Roles and responsibilities:
Team Lead:
- Inquisitive Lead Technical Support Engineer with 6.4 years of experience in a centralized team managing and providing services to clients to maintain smooth operations.
- Managed the team to honor the SLA by effectively allocating task and avoided unnecessary escalations.
- Planned and implemented readiness checklist involving various parameters such as domain setup, application workflow, server setup details for onboarding client for ease of triaging issue.
Incident and Problem Management:
- Strong working knowledge on Incident Management & Problem Management adhering to ITIL management processes and best practices.
- Working with clients and providing updates regarding blocker/critical incidents through call, email and chat.
Network Operation Center:
- Expertise in AWS infrastructure monitoring and troubleshooting infrastructure and application components & metrics in operation.
- Hands-on in debugging of both web application server architecture (Apache, Tomcat).
- Good knowledge in Kubernetes platform (Microservice architecture, Docker, Basic of Kubectl commands. etc.,)
- Creating Standard Operating Procedures (SOP) for issue analysis and quick resolution by simulating various fail case scenarios in the lower environment. Hence improving effective and rapidly resolution time and decreasing downtime/outages.
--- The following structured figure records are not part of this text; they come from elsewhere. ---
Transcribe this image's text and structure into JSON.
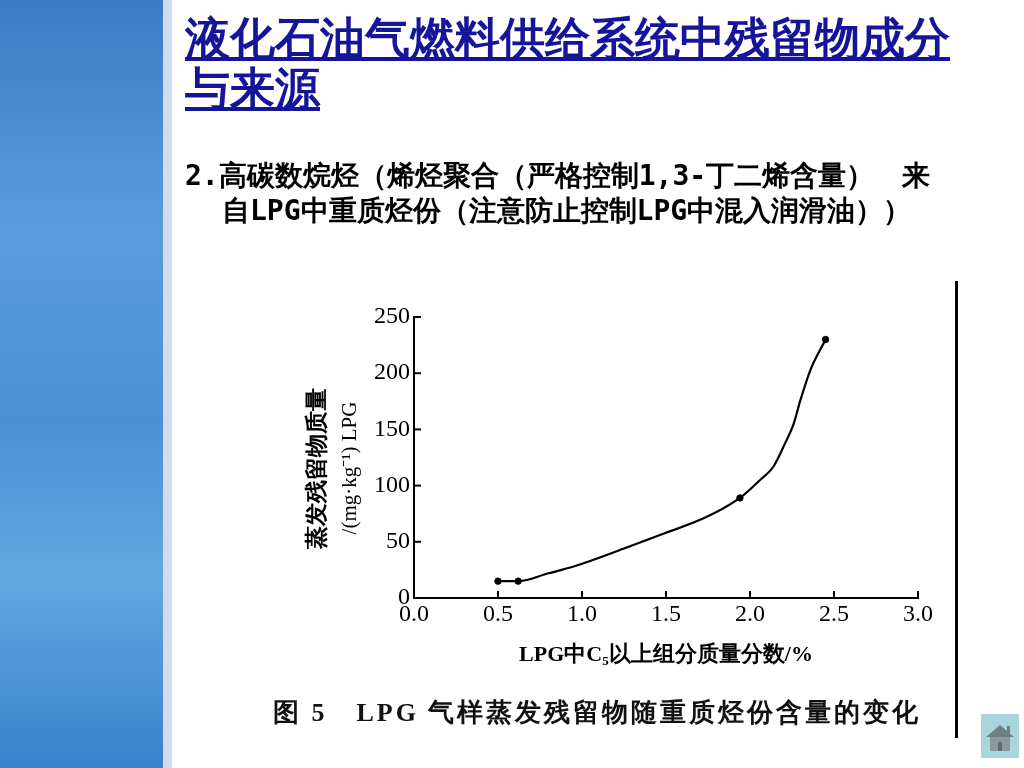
{
  "chart_data": {
    "type": "line",
    "title": "液化石油气燃料供给系统中残留物成分与来源",
    "subtitle": "2.高碳数烷烃（烯烃聚合（严格控制1,3-丁二烯含量）　来自LPG中重质烃份（注意防止控制LPG中混入润滑油））",
    "xlabel": "LPG中C₅以上组分质量分数/%",
    "ylabel": "蒸发残留物质量\n/(mg·kg⁻¹) LPG",
    "annotations": [
      "图 5　LPG 气样蒸发残留物随重质烃份含量的变化"
    ],
    "xlim": [
      0,
      3
    ],
    "xticks": [
      {
        "value": 0,
        "label": "0.0"
      },
      0.5,
      {
        "value": 1,
        "label": "1.0"
      },
      1.5,
      {
        "value": 2,
        "label": "2.0"
      },
      2.5,
      {
        "value": 3,
        "label": "3.0"
      }
    ],
    "ylim": [
      0,
      250
    ],
    "yticks": [
      0,
      50,
      100,
      150,
      200,
      250
    ],
    "series": [
      {
        "color": "#000000",
        "marker": "none",
        "x": [
          0.5,
          0.62,
          0.8,
          0.95,
          1.25,
          1.5,
          1.74,
          1.94,
          2.06,
          2.14,
          2.21,
          2.26,
          2.3,
          2.36,
          2.45
        ],
        "values": [
          15,
          15,
          22,
          28,
          44,
          58,
          72,
          89,
          105,
          117,
          138,
          155,
          176,
          203,
          230
        ]
      },
      {
        "type": "scatter",
        "color": "#000000",
        "marker": "circle",
        "x": [
          0.5,
          0.62,
          1.94,
          2.45
        ],
        "values": [
          15,
          15,
          89,
          230
        ]
      }
    ]
  }
}
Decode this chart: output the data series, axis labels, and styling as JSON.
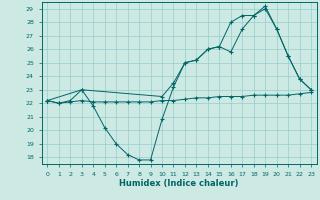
{
  "xlabel": "Humidex (Indice chaleur)",
  "bg_color": "#cce9e4",
  "grid_color": "#99cccc",
  "line_color": "#006666",
  "xlim": [
    -0.5,
    23.5
  ],
  "ylim": [
    17.5,
    29.5
  ],
  "yticks": [
    18,
    19,
    20,
    21,
    22,
    23,
    24,
    25,
    26,
    27,
    28,
    29
  ],
  "xticks": [
    0,
    1,
    2,
    3,
    4,
    5,
    6,
    7,
    8,
    9,
    10,
    11,
    12,
    13,
    14,
    15,
    16,
    17,
    18,
    19,
    20,
    21,
    22,
    23
  ],
  "series": [
    {
      "x": [
        0,
        1,
        2,
        3,
        4,
        5,
        6,
        7,
        8,
        9,
        10,
        11,
        12,
        13,
        14,
        15,
        16,
        17,
        18,
        19,
        20,
        21,
        22,
        23
      ],
      "y": [
        22.2,
        22.0,
        22.2,
        23.0,
        21.8,
        20.2,
        19.0,
        18.2,
        17.8,
        17.8,
        20.8,
        23.2,
        25.0,
        25.2,
        26.0,
        26.2,
        25.8,
        27.5,
        28.5,
        29.0,
        27.5,
        25.5,
        23.8,
        23.0
      ]
    },
    {
      "x": [
        0,
        1,
        2,
        3,
        4,
        5,
        6,
        7,
        8,
        9,
        10,
        11,
        12,
        13,
        14,
        15,
        16,
        17,
        18,
        19,
        20,
        21,
        22,
        23
      ],
      "y": [
        22.2,
        22.0,
        22.1,
        22.2,
        22.1,
        22.1,
        22.1,
        22.1,
        22.1,
        22.1,
        22.2,
        22.2,
        22.3,
        22.4,
        22.4,
        22.5,
        22.5,
        22.5,
        22.6,
        22.6,
        22.6,
        22.6,
        22.7,
        22.8
      ]
    },
    {
      "x": [
        0,
        3,
        10,
        11,
        12,
        13,
        14,
        15,
        16,
        17,
        18,
        19,
        20,
        21,
        22,
        23
      ],
      "y": [
        22.2,
        23.0,
        22.5,
        23.5,
        25.0,
        25.2,
        26.0,
        26.2,
        28.0,
        28.5,
        28.5,
        29.2,
        27.5,
        25.5,
        23.8,
        23.0
      ]
    }
  ]
}
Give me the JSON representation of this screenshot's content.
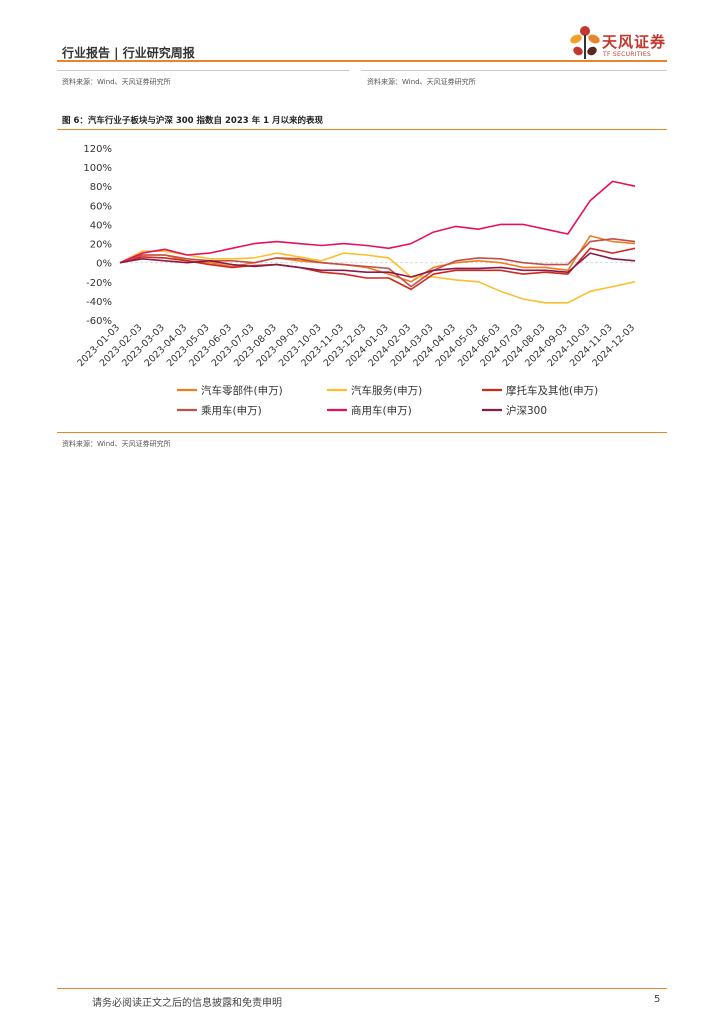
{
  "header": {
    "title": "行业报告 | 行业研究周报",
    "logo_name": "天风证券",
    "logo_sub": "TF SECURITIES"
  },
  "sources": {
    "left": "资料来源：Wind、天风证券研究所",
    "right": "资料来源：Wind、天风证券研究所",
    "figure": "资料来源：Wind、天风证券研究所"
  },
  "figure": {
    "title": "图 6：汽车行业子板块与沪深 300 指数自 2023 年 1 月以来的表现"
  },
  "footer": {
    "disclaimer": "请务必阅读正文之后的信息披露和免责申明",
    "page_number": "5"
  },
  "colors": {
    "accent": "#e8842c",
    "brand": "#c4372e"
  },
  "chart_data": {
    "type": "line",
    "title": "汽车行业子板块与沪深 300 指数自 2023 年 1 月以来的表现",
    "xlabel": "",
    "ylabel": "",
    "ylim": [
      -60,
      120
    ],
    "yticks": [
      "120%",
      "100%",
      "80%",
      "60%",
      "40%",
      "20%",
      "0%",
      "-20%",
      "-40%",
      "-60%"
    ],
    "ytick_values": [
      120,
      100,
      80,
      60,
      40,
      20,
      0,
      -20,
      -40,
      -60
    ],
    "categories": [
      "2023-01-03",
      "2023-02-03",
      "2023-03-03",
      "2023-04-03",
      "2023-05-03",
      "2023-06-03",
      "2023-07-03",
      "2023-08-03",
      "2023-09-03",
      "2023-10-03",
      "2023-11-03",
      "2023-12-03",
      "2024-01-03",
      "2024-02-03",
      "2024-03-03",
      "2024-04-03",
      "2024-05-03",
      "2024-06-03",
      "2024-07-03",
      "2024-08-03",
      "2024-09-03",
      "2024-10-03",
      "2024-11-03",
      "2024-12-03"
    ],
    "legend_position": "bottom",
    "series": [
      {
        "name": "汽车零部件(申万)",
        "color": "#ee7d1f",
        "values": [
          0,
          8,
          8,
          2,
          0,
          -4,
          0,
          5,
          2,
          0,
          -2,
          -5,
          -12,
          -20,
          -5,
          0,
          2,
          0,
          -5,
          -5,
          -8,
          28,
          22,
          20
        ]
      },
      {
        "name": "汽车服务(申万)",
        "color": "#fbbf2e",
        "values": [
          0,
          12,
          12,
          8,
          4,
          4,
          5,
          10,
          6,
          2,
          10,
          8,
          5,
          -15,
          -15,
          -18,
          -20,
          -30,
          -38,
          -42,
          -42,
          -30,
          -25,
          -20
        ]
      },
      {
        "name": "摩托车及其他(申万)",
        "color": "#cc2a1f",
        "values": [
          0,
          6,
          5,
          2,
          -2,
          -5,
          -3,
          -2,
          -5,
          -10,
          -12,
          -16,
          -16,
          -28,
          -12,
          -8,
          -8,
          -8,
          -12,
          -10,
          -12,
          15,
          10,
          15
        ]
      },
      {
        "name": "乘用车(申万)",
        "color": "#c0504d",
        "values": [
          0,
          8,
          8,
          4,
          2,
          2,
          0,
          5,
          4,
          0,
          -2,
          -4,
          -6,
          -25,
          -8,
          2,
          5,
          4,
          0,
          -2,
          -2,
          22,
          25,
          22
        ]
      },
      {
        "name": "商用车(申万)",
        "color": "#e5115f",
        "values": [
          0,
          10,
          14,
          8,
          10,
          15,
          20,
          22,
          20,
          18,
          20,
          18,
          15,
          20,
          32,
          38,
          35,
          40,
          40,
          35,
          30,
          65,
          85,
          80
        ]
      },
      {
        "name": "沪深300",
        "color": "#8b1a4a",
        "values": [
          0,
          4,
          2,
          0,
          2,
          -2,
          -4,
          -2,
          -5,
          -8,
          -8,
          -10,
          -10,
          -15,
          -8,
          -6,
          -6,
          -5,
          -8,
          -8,
          -10,
          10,
          4,
          2
        ]
      }
    ]
  }
}
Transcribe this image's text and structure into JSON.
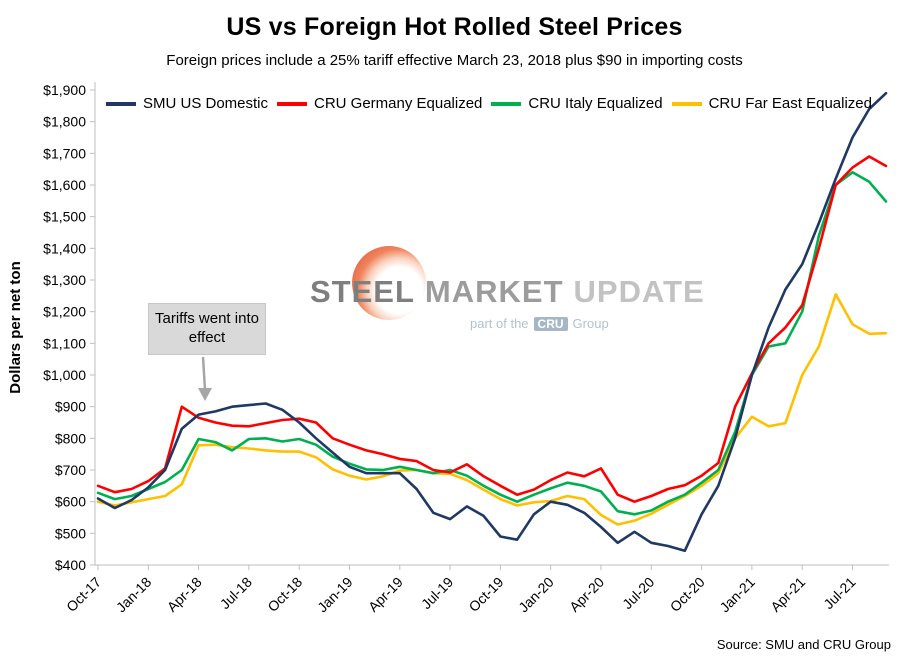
{
  "title": "US vs Foreign Hot Rolled Steel Prices",
  "subtitle": "Foreign prices include a 25% tariff effective March 23, 2018 plus $90 in importing costs",
  "source": "Source: SMU and CRU Group",
  "annotation": {
    "text": "Tariffs went into effect"
  },
  "watermark": {
    "steel": "STEEL",
    "market": "MARKET",
    "update": "UPDATE",
    "tagline_prefix": "part of the",
    "cru": "CRU",
    "group": "Group"
  },
  "chart_data": {
    "type": "line",
    "title": "US vs Foreign Hot Rolled Steel Prices",
    "xlabel": "",
    "ylabel": "Dollars per net ton",
    "ylim": [
      400,
      1900
    ],
    "ytick_step": 100,
    "xtick_every": 3,
    "grid": false,
    "legend_position": "top",
    "x": [
      "Oct-17",
      "Nov-17",
      "Dec-17",
      "Jan-18",
      "Feb-18",
      "Mar-18",
      "Apr-18",
      "May-18",
      "Jun-18",
      "Jul-18",
      "Aug-18",
      "Sep-18",
      "Oct-18",
      "Nov-18",
      "Dec-18",
      "Jan-19",
      "Feb-19",
      "Mar-19",
      "Apr-19",
      "May-19",
      "Jun-19",
      "Jul-19",
      "Aug-19",
      "Sep-19",
      "Oct-19",
      "Nov-19",
      "Dec-19",
      "Jan-20",
      "Feb-20",
      "Mar-20",
      "Apr-20",
      "May-20",
      "Jun-20",
      "Jul-20",
      "Aug-20",
      "Sep-20",
      "Oct-20",
      "Nov-20",
      "Dec-20",
      "Jan-21",
      "Feb-21",
      "Mar-21",
      "Apr-21",
      "May-21",
      "Jun-21",
      "Jul-21",
      "Aug-21",
      "Sep-21"
    ],
    "x_tick_labels": [
      "Oct-17",
      "Jan-18",
      "Apr-18",
      "Jul-18",
      "Oct-18",
      "Jan-19",
      "Apr-19",
      "Jul-19",
      "Oct-19",
      "Jan-20",
      "Apr-20",
      "Jul-20",
      "Oct-20",
      "Jan-21",
      "Apr-21",
      "Jul-21"
    ],
    "series": [
      {
        "name": "SMU US Domestic",
        "color": "#1F3864",
        "values": [
          610,
          580,
          605,
          645,
          700,
          830,
          875,
          885,
          900,
          905,
          910,
          890,
          850,
          800,
          755,
          710,
          690,
          690,
          690,
          640,
          565,
          545,
          585,
          555,
          490,
          480,
          560,
          600,
          590,
          565,
          520,
          470,
          505,
          470,
          460,
          445,
          560,
          650,
          800,
          1000,
          1150,
          1270,
          1350,
          1480,
          1620,
          1750,
          1840,
          1890
        ]
      },
      {
        "name": "CRU Germany Equalized",
        "color": "#FF0000",
        "values": [
          650,
          630,
          640,
          665,
          705,
          900,
          865,
          850,
          840,
          838,
          848,
          858,
          862,
          850,
          800,
          780,
          762,
          750,
          735,
          728,
          700,
          692,
          718,
          680,
          650,
          622,
          638,
          668,
          692,
          680,
          705,
          622,
          600,
          618,
          640,
          652,
          682,
          722,
          900,
          1005,
          1100,
          1150,
          1220,
          1400,
          1600,
          1655,
          1690,
          1660
        ]
      },
      {
        "name": "CRU Italy Equalized",
        "color": "#00B050",
        "values": [
          628,
          608,
          618,
          640,
          662,
          700,
          798,
          788,
          762,
          798,
          800,
          790,
          798,
          780,
          742,
          720,
          702,
          700,
          710,
          700,
          690,
          700,
          682,
          650,
          622,
          600,
          622,
          642,
          660,
          650,
          632,
          570,
          560,
          572,
          600,
          622,
          660,
          700,
          820,
          1000,
          1090,
          1100,
          1200,
          1440,
          1600,
          1640,
          1610,
          1548
        ]
      },
      {
        "name": "CRU Far East Equalized",
        "color": "#FFC000",
        "values": [
          600,
          588,
          598,
          608,
          618,
          655,
          778,
          780,
          772,
          768,
          762,
          758,
          758,
          740,
          702,
          682,
          670,
          680,
          698,
          700,
          690,
          688,
          668,
          638,
          608,
          588,
          598,
          602,
          618,
          608,
          558,
          528,
          540,
          562,
          590,
          618,
          650,
          690,
          800,
          868,
          838,
          848,
          1000,
          1090,
          1255,
          1160,
          1130,
          1132
        ]
      }
    ]
  }
}
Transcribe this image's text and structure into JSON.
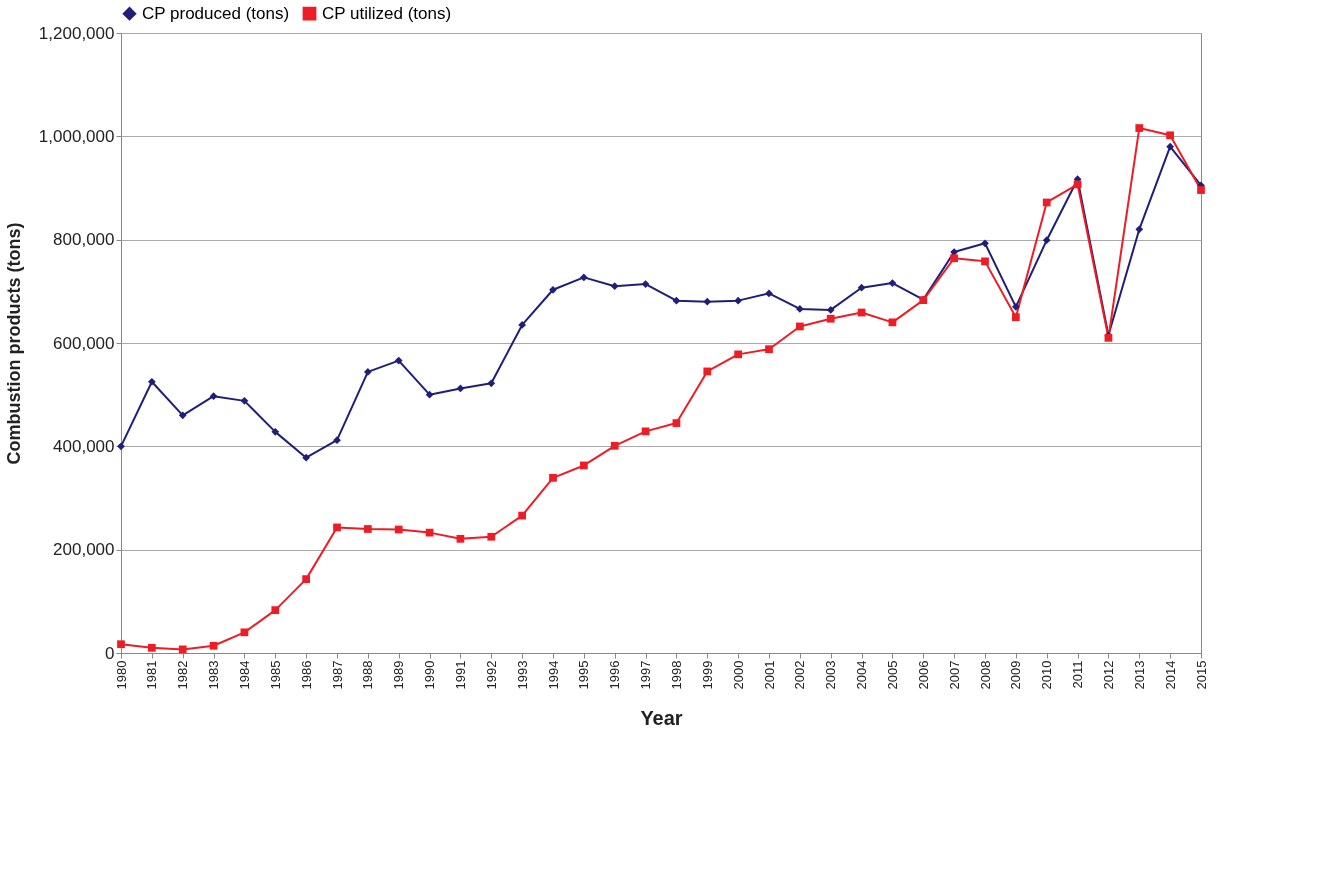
{
  "chart_data": {
    "type": "line",
    "xlabel": "Year",
    "ylabel": "Combustion products (tons)",
    "categories": [
      "1980",
      "1981",
      "1982",
      "1983",
      "1984",
      "1985",
      "1986",
      "1987",
      "1988",
      "1989",
      "1990",
      "1991",
      "1992",
      "1993",
      "1994",
      "1995",
      "1996",
      "1997",
      "1998",
      "1999",
      "2000",
      "2001",
      "2002",
      "2003",
      "2004",
      "2005",
      "2006",
      "2007",
      "2008",
      "2009",
      "2010",
      "2011",
      "2012",
      "2013",
      "2014",
      "2015"
    ],
    "series": [
      {
        "name": "CP produced (tons)",
        "color": "#1f1f7a",
        "marker": "diamond",
        "values": [
          400000,
          525000,
          460000,
          497000,
          488000,
          428000,
          378000,
          412000,
          544000,
          566000,
          500000,
          512000,
          522000,
          635000,
          703000,
          727000,
          710000,
          714000,
          682000,
          680000,
          682000,
          696000,
          666000,
          664000,
          707000,
          716000,
          684000,
          776000,
          793000,
          670000,
          799000,
          917000,
          615000,
          820000,
          980000,
          905000
        ]
      },
      {
        "name": "CP utilized (tons)",
        "color": "#ee1c25",
        "marker": "square",
        "values": [
          17000,
          10000,
          7000,
          14000,
          40000,
          83000,
          143000,
          243000,
          240000,
          239000,
          233000,
          221000,
          225000,
          266000,
          339000,
          363000,
          401000,
          429000,
          445000,
          545000,
          578000,
          588000,
          632000,
          647000,
          659000,
          640000,
          683000,
          764000,
          758000,
          650000,
          872000,
          907000,
          610000,
          1016000,
          1002000,
          896000
        ]
      }
    ],
    "ylim": [
      0,
      1200000
    ],
    "yticks": [
      0,
      {
        "value": 200000,
        "label": "200,000"
      },
      {
        "value": 400000,
        "label": "400,000"
      },
      {
        "value": 600000,
        "label": "600,000"
      },
      {
        "value": 800000,
        "label": "800,000"
      },
      {
        "value": 1000000,
        "label": "1,000,000"
      },
      {
        "value": 1200000,
        "label": "1,200,000"
      }
    ],
    "grid": "y",
    "legend": "top left",
    "line_style": "solid"
  }
}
- Administration and configuration of Application manager, 3scale management, Instana & Pingdom tool.
Command Center: Good knowledge in troubleshooting real time issues, analyzing logs from various tools such as Instana, ELK, AWS and other infrastructure components. Preparation of Daily, weekly and monthly reports.
Audit Tasks: Reviewing and auditing existing processes and enhancing whenever it is required
Other Tasks:
- Cross skilling and training new team members on the process.
- Installed the Kubernetes and backend components to step up new environments in blade servers and educated the new features to the team.
- Created support documentation exploring various features in applications/tools that empowered and enabled others to extend skills, leverage tool's features and find quick resolutions to problems without escalations.
- Evaluating various data trends and coordinating with the development teams performing cleanup tasks to maintain servers and systems, keeping networks fully operational during peak periods.